The company founded by Altman called ‘Y Combinator’ funds the startups like Nectome. The process he has signed up for involves embalming the brain so that it can be simulated onto a computer. The person who wants to run the procedure is hooked up to a machine and then injected with Nectome’s embalming chemicals. The company has already told that the method is 100% fatal. Nectome’s co-founder, Robert Mcintyre said in a review, “The user experience will be identical to physician-assisted suicide.”

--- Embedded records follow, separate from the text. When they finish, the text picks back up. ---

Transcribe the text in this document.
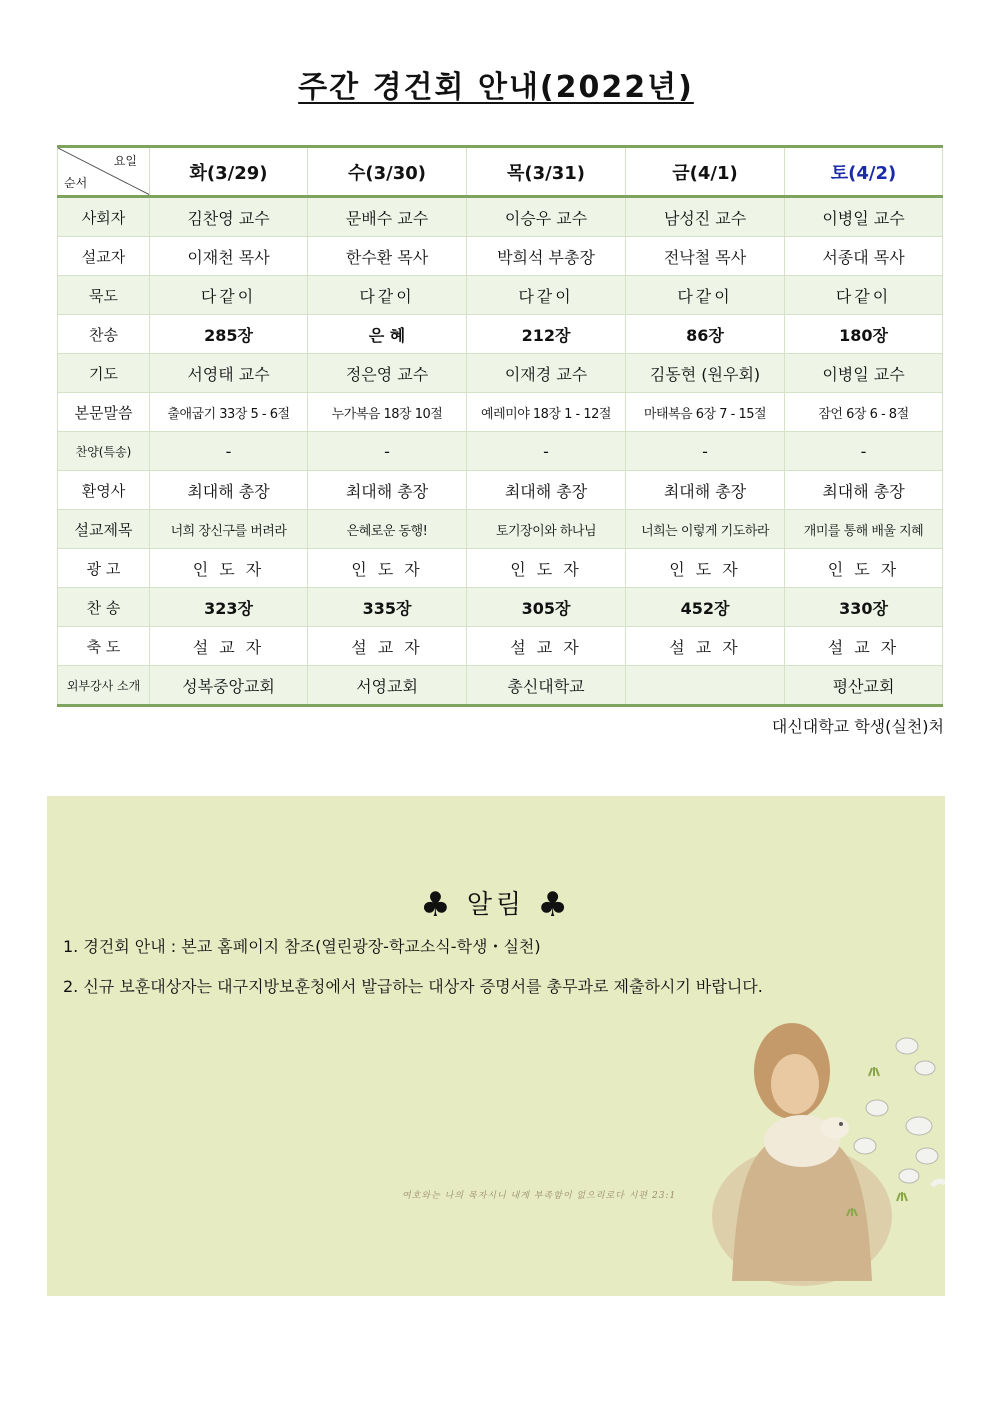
주간 경건회 안내(2022년)
요일
순서	화(3/29)	수(3/30)	목(3/31)	금(4/1)	토(4/2)
사회자	김찬영 교수	문배수 교수	이승우 교수	남성진 교수	이병일 교수
설교자	이재천 목사	한수환 목사	박희석 부총장	전낙철 목사	서종대 목사
묵도	다같이	다같이	다같이	다같이	다같이
찬송	285장	은 혜	212장	86장	180장
기도	서영태 교수	정은영 교수	이재경 교수	김동현 (원우회)	이병일 교수
본문말씀	출애굽기 33장 5 - 6절	누가복음 18장 10절	예레미야 18장 1 - 12절	마태복음 6장 7 - 15절	잠언 6장 6 - 8절
찬양(특송)	-	-	-	-	-
환영사	최대해 총장	최대해 총장	최대해 총장	최대해 총장	최대해 총장
설교제목	너희 장신구를 버려라	은혜로운 동행!	토기장이와 하나님	너희는 이렇게 기도하라	개미를 통해 배울 지혜
광 고	인 도 자	인 도 자	인 도 자	인 도 자	인 도 자
찬 송	323장	335장	305장	452장	330장
축 도	설 교 자	설 교 자	설 교 자	설 교 자	설 교 자
외부강사 소개	성복중앙교회	서영교회	총신대학교		평산교회
대신대학교 학생(실천)처
♣ 알림 ♣
1. 경건회 안내 : 본교 홈페이지 참조(열린광장-학교소식-학생・실천)
2. 신규 보훈대상자는 대구지방보훈청에서 발급하는 대상자 증명서를 총무과로 제출하시기 바랍니다.
여호와는 나의 목자시니 내게 부족함이 없으리로다 시편 23:1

The company’s website says that their mission is to ‘preserve your brain well enough to keep all its memories intact’. The statement says, “We believe that within the current century it will be feasible to digitize this information and use it to recreate your consciousness.” The business pitch states, “What if we told you we could back up your mind?” Embalming fluid keeps the body frozen and intact. There is no chance of decomposition for many hundred years. However, for the procedure to work, the brain has to be fresh.
Nectome said that they are planning to connect with people suffering from terminal diseases and pump embalming mixture into their carotid arteries through their necks. The procedure qualifies as physician-assisted suicide, which is legal in only five states within the country. The company has consulted lawyers and said that if people have some terminal disease, they believe that this service should be made legal to them.
The idea of uploading human consciousness into a computer or storing it on the cloud is becoming famous among the scientists in the Silicon Valley. Dr. Ian Pearson said that in 50 years humans will be able to store their brains onto the cloud. He said that a person will be able to “use any android that you feel like it to inhibit the real world.” Nectome has a huge federal grant and is also collaborating with MIT neuroscientists. Their embalming technique has also won $80,000 prize for preserving a pigs brain. It was preserved so well that every synapse inside it was clearly visible with an electron microscope.